La façon dont L’infirmière fait avancer son récit est tout de même un peu trop superficielle. Certaines scènes aux temporalités différentes s’intercalent les unes entre les autres, sans que l’on ait vraiment de repère pour les distinguer, si ce n’est la coiffure de la protagoniste. On se retrouve avec un fourre-tout que l’on doit démêler sans que cela apporte grand-chose au final. Certes, cela nous dit un peu trop grossièrement que la personnalité d’Ichida et ses actions sont complexes, et doivent être appréhender sous plusieurs angles.

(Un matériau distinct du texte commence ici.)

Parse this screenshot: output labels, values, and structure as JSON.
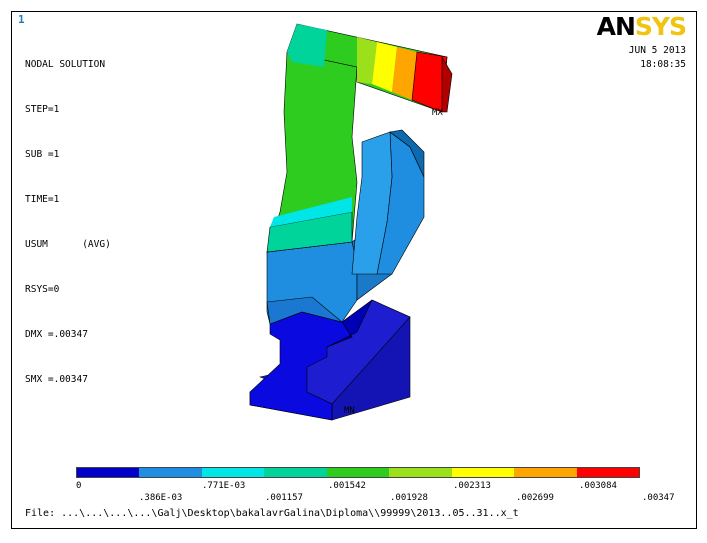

Mais la forme est assez indigeste, et la mise en scène manque de fluidité. On a l’impression que certaines séquences n’apportent pas grand-chose à l’intrigue et ne sont là que par pur coquetterie. Pourtant Mariko Tsutsui parvient à rendre son personnage attachant, et l’on éprouve de l’empathie envers cette femme que l’on apprend à connaître. Le principe de la montrer sous plusieurs facettes ne manque pas d’intérêt, mais le suspens un peu fictif qui entoure sa culpabilité demeure quand même superfétatoire.
Par contre ce que nous dit L’infirmière de la société est tout à fait passionnant. La façon dont une rumeur prend le pas sur toute forme d’enquête ou de procès nous est très bien montrée. La horde de journalistes qui traque quasiment au quotidien Ichiko, allant jusqu’à exercer du harcèlement sur elle et sur ses proches fait assez peur à voir. On comprend ainsi aisément comment des faits supposés, provenant d’une seule parole, déformée et amplifiée, peuvent ruiner la carrière et la vie d’une femme. Sa volonté de réhabilitation nous semble d’autant plus justifiée que ses projets ont été brisés et l’on souhaite qu’elle retrouve une part de sa dignité. D’autres éléments, plus ténus, auraient pu être exploités un peu mieux, que ce soient l’homosexualité de Motoko et sa difficulté à s’intégrer dans un schéma traditionnel, ou bien la relation qu’entretient Ichiko avec le docteur Totsuka, qui n’est qu’esquissée. On sent que Kôji Fukada veut travailler par petites touches pointillistes, mais on ne peut s’empêcher de ressentir un peu de frustration pour une histoire qui mériterait d’être retravaillée.